His customers have been understanding, but he feels bad about not being able to offer them service every day. “They understand what’s going on,” he said. “I just feel bad because I can’t be open more.”

In a market where corporations can afford to increase wages for entry-level employees, Rakis is unable to offer a pay raise or extra benefits because his business runs on a much smaller profit margin, he said.

“It’s a rough market out there. You’ve got McDonald’s starting pay at $16 per hour. I can’t do that. How am I going to fight against a corporation like that? We’re a small-time mom and pop store over here. I can’t pay high school kids $16 an hour to put toppings on a pizza. I don’t want to sound bad, but I can’t afford to pay them that 16 bucks per hour.”

Rakis said one of the biggest obstacles to increasing the number of workers in the workforce was government incentives that he thinks kept people on unemployment. He has received a few more applications since those payments ended, but nowhere near the number of applications he was getting before the pandemic.

The unemployment rate in Waldo County has actually increased slightly, by 0.4%, according to the Center for Workforce Research and Information. It was at 4.1% in September, up from 3.7% in September 2020.

Freddy Lafage, who runs the kitchen at Chase’s Daily, said he has noticed a drop in the number of job applications at the restaurant. The business has been offering outdoor seating for part of the year over the past two years and is working on a way to offer indoor seating this winter.

It had to reduce its hours of operation after the pandemic struck and has not yet increased them. “It’s been a tough time to be in the service industry,” he said.

However, Lafage has noticed an increase in business this year similar to the number of patrons the restaurant was getting before the pandemic, and at one point this summer he thought the business might have had more customers than before the pandemic.
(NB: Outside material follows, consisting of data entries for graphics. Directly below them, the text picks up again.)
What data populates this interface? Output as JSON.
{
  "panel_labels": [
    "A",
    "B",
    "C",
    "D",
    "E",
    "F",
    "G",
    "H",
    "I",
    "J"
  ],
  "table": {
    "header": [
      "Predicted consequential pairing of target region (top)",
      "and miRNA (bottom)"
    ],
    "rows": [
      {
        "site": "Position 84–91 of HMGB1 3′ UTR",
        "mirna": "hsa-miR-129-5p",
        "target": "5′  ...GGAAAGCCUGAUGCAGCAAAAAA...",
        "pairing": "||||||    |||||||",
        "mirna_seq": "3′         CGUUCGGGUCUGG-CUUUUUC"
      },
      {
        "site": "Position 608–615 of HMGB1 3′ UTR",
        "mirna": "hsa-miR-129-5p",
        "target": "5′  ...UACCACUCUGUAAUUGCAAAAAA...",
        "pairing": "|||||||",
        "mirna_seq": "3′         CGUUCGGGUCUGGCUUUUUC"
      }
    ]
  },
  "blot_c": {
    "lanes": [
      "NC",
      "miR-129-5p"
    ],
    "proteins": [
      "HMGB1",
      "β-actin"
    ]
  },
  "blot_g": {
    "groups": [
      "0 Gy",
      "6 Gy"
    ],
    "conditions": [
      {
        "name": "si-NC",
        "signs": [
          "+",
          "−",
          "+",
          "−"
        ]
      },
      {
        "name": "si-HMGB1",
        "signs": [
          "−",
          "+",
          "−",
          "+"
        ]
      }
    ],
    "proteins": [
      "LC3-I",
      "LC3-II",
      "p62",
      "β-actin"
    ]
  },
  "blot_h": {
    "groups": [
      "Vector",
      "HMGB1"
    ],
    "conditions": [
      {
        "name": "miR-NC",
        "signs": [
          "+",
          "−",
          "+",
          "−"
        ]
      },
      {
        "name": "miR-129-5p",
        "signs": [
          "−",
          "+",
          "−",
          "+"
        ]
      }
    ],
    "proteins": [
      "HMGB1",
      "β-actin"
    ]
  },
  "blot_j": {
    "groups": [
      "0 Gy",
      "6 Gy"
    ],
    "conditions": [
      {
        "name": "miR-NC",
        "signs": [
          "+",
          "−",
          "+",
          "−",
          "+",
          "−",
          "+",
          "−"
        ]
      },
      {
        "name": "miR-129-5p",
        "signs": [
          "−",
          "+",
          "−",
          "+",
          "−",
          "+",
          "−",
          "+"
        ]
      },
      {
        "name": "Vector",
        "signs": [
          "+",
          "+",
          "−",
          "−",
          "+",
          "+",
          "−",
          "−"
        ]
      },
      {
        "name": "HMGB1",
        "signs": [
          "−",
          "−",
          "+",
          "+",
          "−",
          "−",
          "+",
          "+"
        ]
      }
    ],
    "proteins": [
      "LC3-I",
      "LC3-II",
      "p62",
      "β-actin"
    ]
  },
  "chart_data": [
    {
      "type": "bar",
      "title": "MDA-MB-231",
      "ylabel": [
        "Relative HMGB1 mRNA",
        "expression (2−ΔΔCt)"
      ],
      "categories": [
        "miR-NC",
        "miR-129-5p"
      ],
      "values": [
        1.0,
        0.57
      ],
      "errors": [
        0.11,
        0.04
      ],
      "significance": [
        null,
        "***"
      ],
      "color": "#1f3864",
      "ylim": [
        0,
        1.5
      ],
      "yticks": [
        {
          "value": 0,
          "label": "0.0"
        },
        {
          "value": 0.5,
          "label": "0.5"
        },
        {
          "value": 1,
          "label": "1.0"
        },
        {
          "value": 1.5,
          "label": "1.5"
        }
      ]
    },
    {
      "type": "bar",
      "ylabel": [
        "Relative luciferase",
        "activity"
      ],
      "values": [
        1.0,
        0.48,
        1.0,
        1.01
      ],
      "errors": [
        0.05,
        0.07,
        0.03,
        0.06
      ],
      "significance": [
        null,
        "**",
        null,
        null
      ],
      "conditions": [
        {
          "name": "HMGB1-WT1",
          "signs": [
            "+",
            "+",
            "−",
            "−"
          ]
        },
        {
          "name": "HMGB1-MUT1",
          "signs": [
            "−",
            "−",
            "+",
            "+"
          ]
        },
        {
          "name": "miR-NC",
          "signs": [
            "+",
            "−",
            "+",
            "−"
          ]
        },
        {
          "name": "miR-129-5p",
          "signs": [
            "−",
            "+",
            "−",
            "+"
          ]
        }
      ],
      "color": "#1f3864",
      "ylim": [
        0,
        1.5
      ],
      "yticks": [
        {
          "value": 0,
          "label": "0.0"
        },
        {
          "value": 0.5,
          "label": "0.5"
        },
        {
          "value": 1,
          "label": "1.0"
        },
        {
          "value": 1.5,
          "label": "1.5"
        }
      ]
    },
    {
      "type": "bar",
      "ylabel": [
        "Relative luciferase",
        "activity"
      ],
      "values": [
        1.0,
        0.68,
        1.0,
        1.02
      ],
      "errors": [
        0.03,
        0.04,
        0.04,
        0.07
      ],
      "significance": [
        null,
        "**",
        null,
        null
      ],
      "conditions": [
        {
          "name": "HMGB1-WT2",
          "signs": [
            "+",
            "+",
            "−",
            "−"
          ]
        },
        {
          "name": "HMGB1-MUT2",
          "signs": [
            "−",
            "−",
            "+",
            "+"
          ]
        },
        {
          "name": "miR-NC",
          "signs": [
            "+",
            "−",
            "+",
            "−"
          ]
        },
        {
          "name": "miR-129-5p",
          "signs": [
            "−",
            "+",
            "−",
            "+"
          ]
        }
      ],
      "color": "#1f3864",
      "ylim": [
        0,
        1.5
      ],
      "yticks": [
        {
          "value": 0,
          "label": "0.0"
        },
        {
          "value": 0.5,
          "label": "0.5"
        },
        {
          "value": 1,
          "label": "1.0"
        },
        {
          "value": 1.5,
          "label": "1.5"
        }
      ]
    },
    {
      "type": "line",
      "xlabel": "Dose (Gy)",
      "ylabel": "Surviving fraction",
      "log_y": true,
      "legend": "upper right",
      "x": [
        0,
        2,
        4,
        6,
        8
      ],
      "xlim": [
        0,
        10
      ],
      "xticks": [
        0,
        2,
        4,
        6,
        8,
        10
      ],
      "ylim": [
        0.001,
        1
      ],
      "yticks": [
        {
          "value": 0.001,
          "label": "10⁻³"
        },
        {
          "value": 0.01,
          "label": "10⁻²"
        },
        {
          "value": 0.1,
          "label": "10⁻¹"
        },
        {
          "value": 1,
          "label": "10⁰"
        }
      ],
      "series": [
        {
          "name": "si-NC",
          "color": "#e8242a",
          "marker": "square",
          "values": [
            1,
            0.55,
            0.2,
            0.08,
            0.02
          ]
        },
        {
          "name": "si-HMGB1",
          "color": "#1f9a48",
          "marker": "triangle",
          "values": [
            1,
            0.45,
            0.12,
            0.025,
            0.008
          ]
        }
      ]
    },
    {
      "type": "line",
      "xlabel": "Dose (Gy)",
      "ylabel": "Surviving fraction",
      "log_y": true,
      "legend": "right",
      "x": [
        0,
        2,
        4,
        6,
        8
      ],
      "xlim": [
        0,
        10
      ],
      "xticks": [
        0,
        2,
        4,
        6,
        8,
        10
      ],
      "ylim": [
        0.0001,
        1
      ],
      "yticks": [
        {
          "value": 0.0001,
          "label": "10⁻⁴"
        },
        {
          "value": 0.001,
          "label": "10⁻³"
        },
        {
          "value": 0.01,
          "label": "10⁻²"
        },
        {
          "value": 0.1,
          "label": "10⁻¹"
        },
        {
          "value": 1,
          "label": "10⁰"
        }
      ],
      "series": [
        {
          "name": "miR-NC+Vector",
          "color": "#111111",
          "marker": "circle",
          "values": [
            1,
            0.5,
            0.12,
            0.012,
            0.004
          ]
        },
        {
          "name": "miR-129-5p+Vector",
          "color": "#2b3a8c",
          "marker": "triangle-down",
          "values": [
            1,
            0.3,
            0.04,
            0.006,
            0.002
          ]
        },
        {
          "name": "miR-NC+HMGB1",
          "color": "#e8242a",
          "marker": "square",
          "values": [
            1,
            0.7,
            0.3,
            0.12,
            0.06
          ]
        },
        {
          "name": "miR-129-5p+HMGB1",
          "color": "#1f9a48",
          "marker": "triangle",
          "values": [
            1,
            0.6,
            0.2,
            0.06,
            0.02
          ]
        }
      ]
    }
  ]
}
Maine saw more than 3 million more visitors this summer than last, when strict COVID-19 restrictions were in place, according to a Maine Office of Tourism report. The state even saw more visitors this summer than in the summer of 2019.

Belfast Area Chamber of Commerce Executive Director Dorothy Havey said people from all over the country visited Belfast this year. But she heard from a lot of restaurants about staffing problems they faced over the summer.

She said some restaurants talked with each another to coordinate their closed days so that there were restaurants open for visitors every day. But business owners in general had to fill in for positions they could not hire for. She told some businesses to ask the staff they currently have if they knew anyone who could fill positions.

She also thinks the absence of foreign workers has had an impact on the available workforce, she said. Some businesses in Belfast rely on hiring seasonal foreign workers, but there were not many of those workers this year.

Another strain on the local workforce is the dearth of housing for workers, Havey said. One business owner in Lincolnville bought a multi-unit rental property so his employees can live nearby instead of being forced to move farther away to find affordable housing.

Many complex issues are behind the workforce shortage, she said. And it is hard to predict how the shortage might affect businesses in the near future, or if the shortage will end. “I wish I had a crystal ball to predict that,” she said. “I mean, I want it to get better, I want the COVID situation to improve.”